Thucydides was born around 455 B.C. to a noble Athenian family. During his youth, the Athenian empire was ruled by Pericles, who was something of a benign autocrat. But after Pericles' death in 429 B.C., the governance of Athens was taken over by a group of self-proclaimed democrats - most likely an affront to Thucydides' family, Kagan says, who would have had a deep skepticism of democracy.

In his history of the conflict between Athens and Sparta, Thucydides attempts to assign blame for Athens' eventual demise on those democratic leaders.

"I think he tried the best he could to be objective," Kagan says, but Kagan's new book is an attempt to revise and even correct some of Thucydides' accounts. Kagan draws upon other sources to argue that, at times, Thucydides is selective in the way he uses direct quotations and reconstructs events.

Thucydides' work remains required reading at the U.S. military academies, and Kagan says there's still good reason. "One of the wonderful things that his work does is to make it clear to us what is so little clear when most people get into war - and that is how terrible war is."

Thucydides: The Reinvention of History, Chapter One Excerpt

by Donald Kagan

Thucydides the Revisionist

What is a revisionist? How can Thucydides be considered a revisionist, when he seems to have been the first man to write a history of the Peloponnesian War? What received opinions existed for him to revise? In a sense all historians are revisionists, for each tries to make some contribution that changes our understanding of the past. When we use the term revisionist, however, we generally mean something more fundamental: a writer who tries to change the reader's mind in a major way by providing a new general interpretation, one that sharply and thoroughly reexamines the established way of looking at a matter.
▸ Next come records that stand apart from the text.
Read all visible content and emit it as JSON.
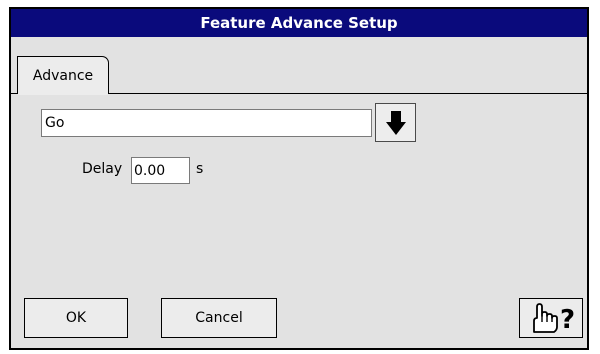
{
  "window": {
    "title": "Feature Advance Setup"
  },
  "tabs": [
    {
      "label": "Advance",
      "active": true
    }
  ],
  "action_select": {
    "value": "Go",
    "dropdown_icon": "arrow-down-icon"
  },
  "delay": {
    "label": "Delay",
    "value": "0.00",
    "unit": "s"
  },
  "buttons": {
    "ok": "OK",
    "cancel": "Cancel",
    "help_icon": "hand-pointer-question-icon"
  },
  "colors": {
    "titlebar": "#0a0a7c",
    "panel": "#e2e2e2",
    "button": "#ececec"
  }
}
Given that Thucydides believed in the practical importance of history, we should expect him to be eager to set straight any errors of fact or interpretation that he found. But his critical spirit was brought to bear on a larger scale than merely factual detail. He uses the evidence of Homer, for instance, to show that it was the poverty of the Greeks, not the bravery of the Trojans, that was responsible for the length of the siege of Troy. He seems to have been the first to present the view that the Peloponnesian War was a single conflict, not a series of separate wars. Many other and greater and more controversial revisions will be discussed in this and later chapters.
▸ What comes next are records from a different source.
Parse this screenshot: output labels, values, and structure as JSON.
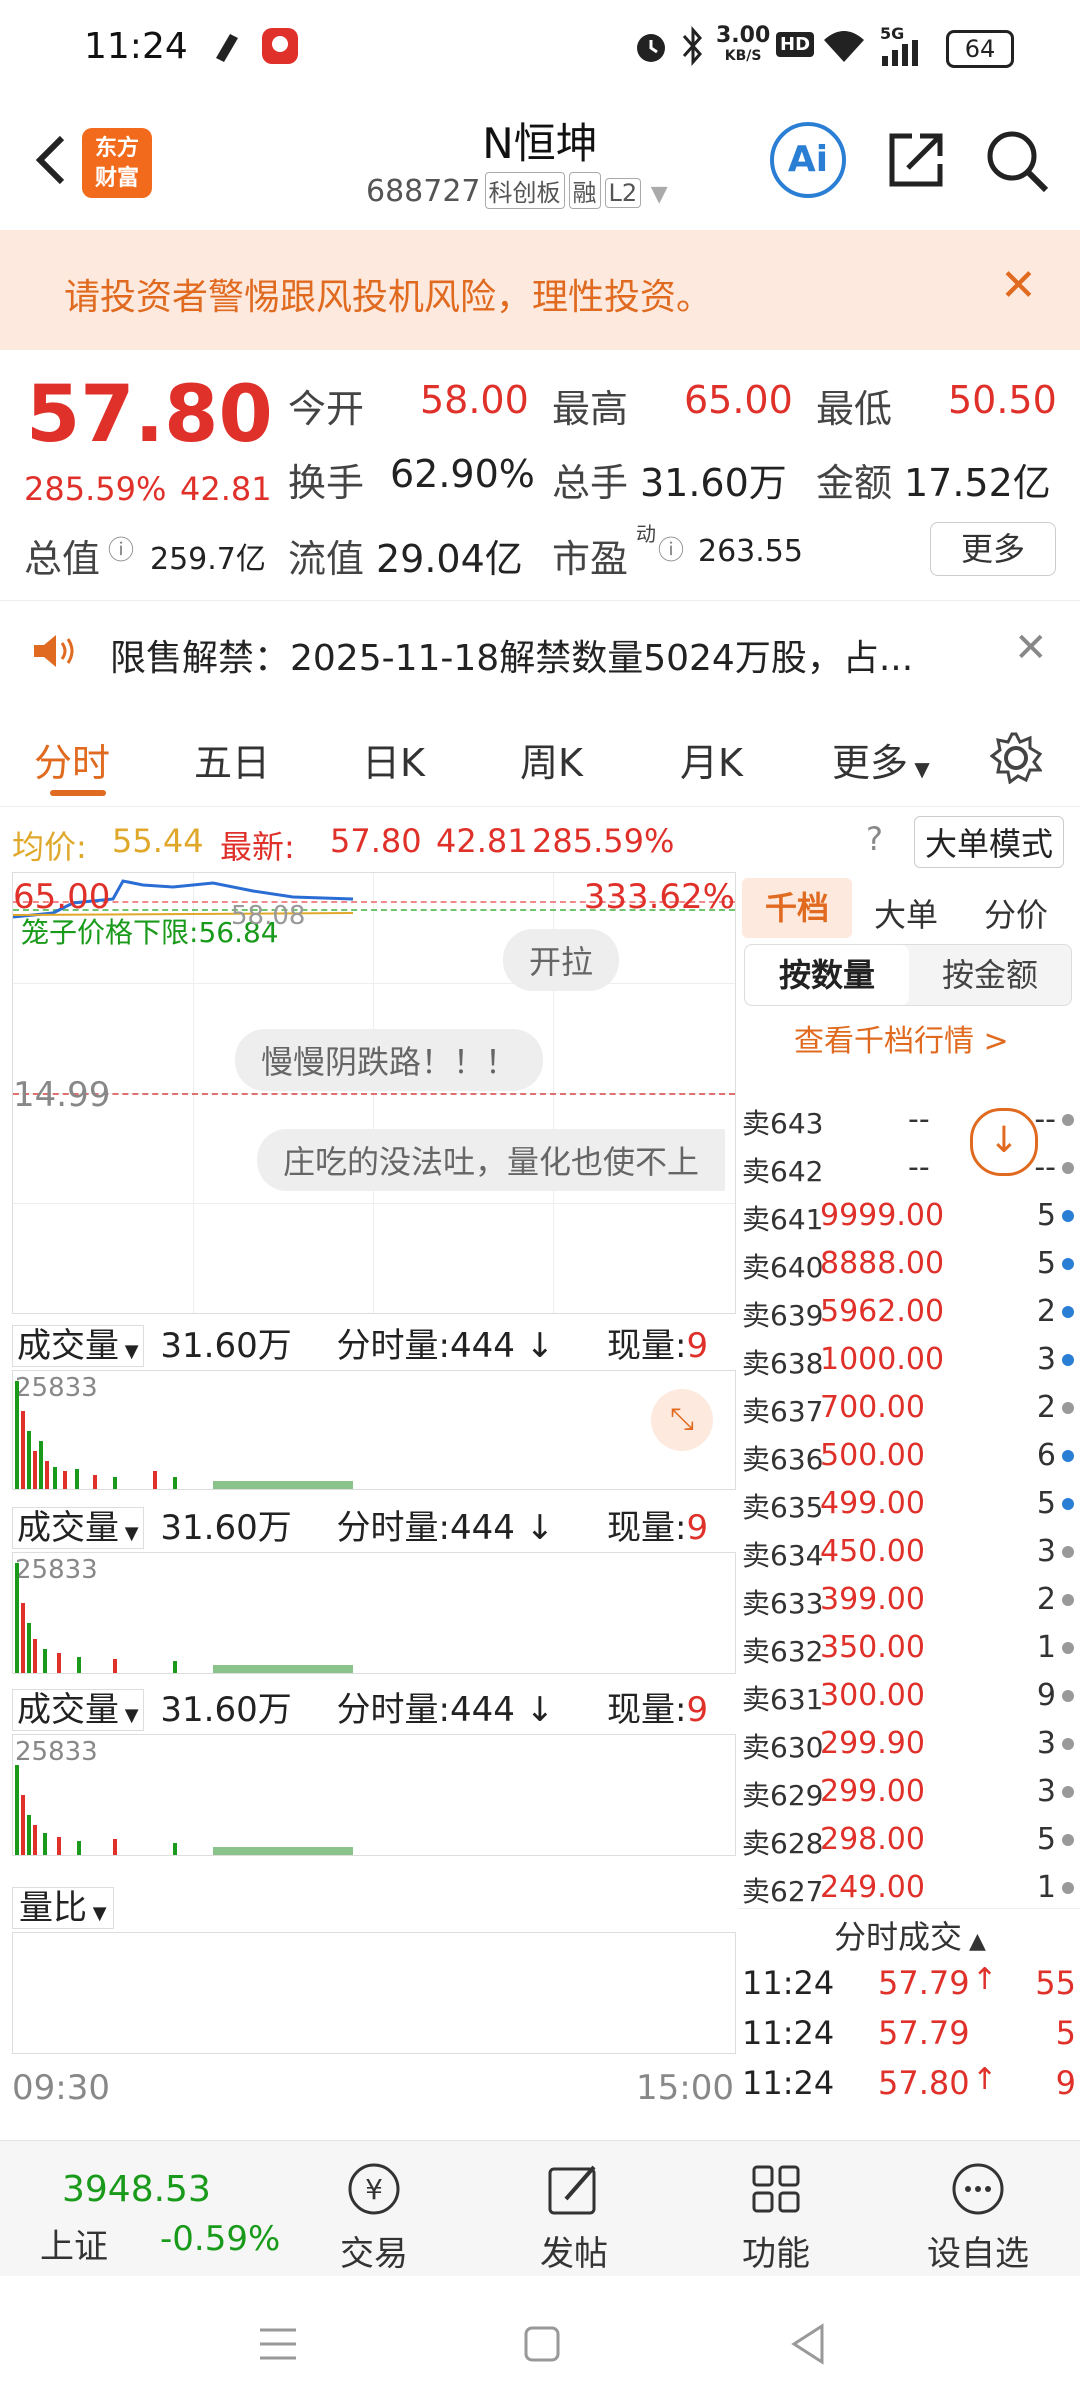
{
  "status_bar": {
    "time": "11:24",
    "net_speed": "3.00",
    "net_unit": "KB/S",
    "hd": "HD",
    "signal": "5G",
    "battery": "64"
  },
  "header": {
    "logo_line1": "东方",
    "logo_line2": "财富",
    "stock_name": "N恒坤",
    "stock_code": "688727",
    "tags": [
      "科创板",
      "融",
      "L2"
    ]
  },
  "warning": {
    "text": "请投资者警惕跟风投机风险，理性投资。"
  },
  "quote": {
    "price": "57.80",
    "change_pct": "285.59%",
    "change": "42.81",
    "open_label": "今开",
    "open": "58.00",
    "high_label": "最高",
    "high": "65.00",
    "low_label": "最低",
    "low": "50.50",
    "turnover_label": "换手",
    "turnover": "62.90%",
    "volume_label": "总手",
    "volume": "31.60万",
    "amount_label": "金额",
    "amount": "17.52亿",
    "mktcap_label": "总值",
    "mktcap": "259.7亿",
    "float_label": "流值",
    "float": "29.04亿",
    "pe_label": "市盈",
    "pe_sup": "动",
    "pe": "263.55",
    "more": "更多"
  },
  "notice": {
    "text": "限售解禁：2025-11-18解禁数量5024万股，占..."
  },
  "tabs": [
    "分时",
    "五日",
    "日K",
    "周K",
    "月K",
    "更多"
  ],
  "infoline": {
    "avg_label": "均价:",
    "avg": "55.44",
    "last_label": "最新:",
    "last": "57.80",
    "chg": "42.81",
    "pct": "285.59%",
    "big_order_mode": "大单模式"
  },
  "chart": {
    "top_price": "65.00",
    "top_pct": "333.62%",
    "mid_price": "14.99",
    "limit_label": "笼子价格下限:",
    "limit_value": "56.84",
    "limit_prev": "58.08",
    "bubbles": [
      "开拉",
      "慢慢阴跌路！！！",
      "庄吃的没法吐，量化也使不上"
    ],
    "time_start": "09:30",
    "time_end": "15:00"
  },
  "volume_panels": [
    {
      "label": "成交量",
      "total": "31.60万",
      "period_label": "分时量:",
      "period": "444",
      "now_label": "现量:",
      "now": "9",
      "max": "25833"
    },
    {
      "label": "成交量",
      "total": "31.60万",
      "period_label": "分时量:",
      "period": "444",
      "now_label": "现量:",
      "now": "9",
      "max": "25833"
    },
    {
      "label": "成交量",
      "total": "31.60万",
      "period_label": "分时量:",
      "period": "444",
      "now_label": "现量:",
      "now": "9",
      "max": "25833"
    }
  ],
  "ratio_panel": {
    "label": "量比"
  },
  "orderbook": {
    "tabs": [
      "千档",
      "大单",
      "分价"
    ],
    "sub_tabs": [
      "按数量",
      "按金额"
    ],
    "view_link": "查看千档行情 >",
    "rows": [
      {
        "label": "卖643",
        "price": "--",
        "qty": "--",
        "dot": "gray"
      },
      {
        "label": "卖642",
        "price": "--",
        "qty": "--",
        "dot": "gray"
      },
      {
        "label": "卖641",
        "price": "9999.00",
        "qty": "5",
        "dot": "blue"
      },
      {
        "label": "卖640",
        "price": "8888.00",
        "qty": "5",
        "dot": "blue"
      },
      {
        "label": "卖639",
        "price": "5962.00",
        "qty": "2",
        "dot": "blue"
      },
      {
        "label": "卖638",
        "price": "1000.00",
        "qty": "3",
        "dot": "blue"
      },
      {
        "label": "卖637",
        "price": "700.00",
        "qty": "2",
        "dot": "gray"
      },
      {
        "label": "卖636",
        "price": "500.00",
        "qty": "6",
        "dot": "blue"
      },
      {
        "label": "卖635",
        "price": "499.00",
        "qty": "5",
        "dot": "blue"
      },
      {
        "label": "卖634",
        "price": "450.00",
        "qty": "3",
        "dot": "gray"
      },
      {
        "label": "卖633",
        "price": "399.00",
        "qty": "2",
        "dot": "gray"
      },
      {
        "label": "卖632",
        "price": "350.00",
        "qty": "1",
        "dot": "gray"
      },
      {
        "label": "卖631",
        "price": "300.00",
        "qty": "9",
        "dot": "gray"
      },
      {
        "label": "卖630",
        "price": "299.90",
        "qty": "3",
        "dot": "gray"
      },
      {
        "label": "卖629",
        "price": "299.00",
        "qty": "3",
        "dot": "gray"
      },
      {
        "label": "卖628",
        "price": "298.00",
        "qty": "5",
        "dot": "gray"
      },
      {
        "label": "卖627",
        "price": "249.00",
        "qty": "1",
        "dot": "gray"
      }
    ],
    "trades_title": "分时成交",
    "trades": [
      {
        "time": "11:24",
        "price": "57.79",
        "arrow": "↑",
        "qty": "55"
      },
      {
        "time": "11:24",
        "price": "57.79",
        "arrow": "",
        "qty": "5"
      },
      {
        "time": "11:24",
        "price": "57.80",
        "arrow": "↑",
        "qty": "9"
      }
    ]
  },
  "index": {
    "value": "3948.53",
    "name": "上证",
    "pct": "-0.59%"
  },
  "bottom_nav": [
    "交易",
    "发帖",
    "功能",
    "设自选"
  ]
}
If we grant that Thucydides had the instincts of a revisionist, what was there to revise? The answer is: the not yet fully formed or written opinions of contemporaries. In our own day these are easy to identify. Some of us still remember them from direct experience, and, in any case, modern revisionists usually confront and argue against their opponents. Thucydides' method is different. He argues with no one by name and presents no labeled alternative views, even to refute them, but gives the reader only the facts and the conclusions distilled from them that he deems necessary after careful investigation and thought. He has been so successful with this approach that for more than twenty-four hundred years few readers have been aware that any other point of view existed. But a careful reading of Thucydides himself and other ancient sources shows that there were different opinions in Thucydides' time and that his History is a powerful and effective polemic against them. Recovering these forgotten and obscured contemporary opinions and comparing them with Thucydides' own interpretations casts an interesting light on his mind and the significance of his work.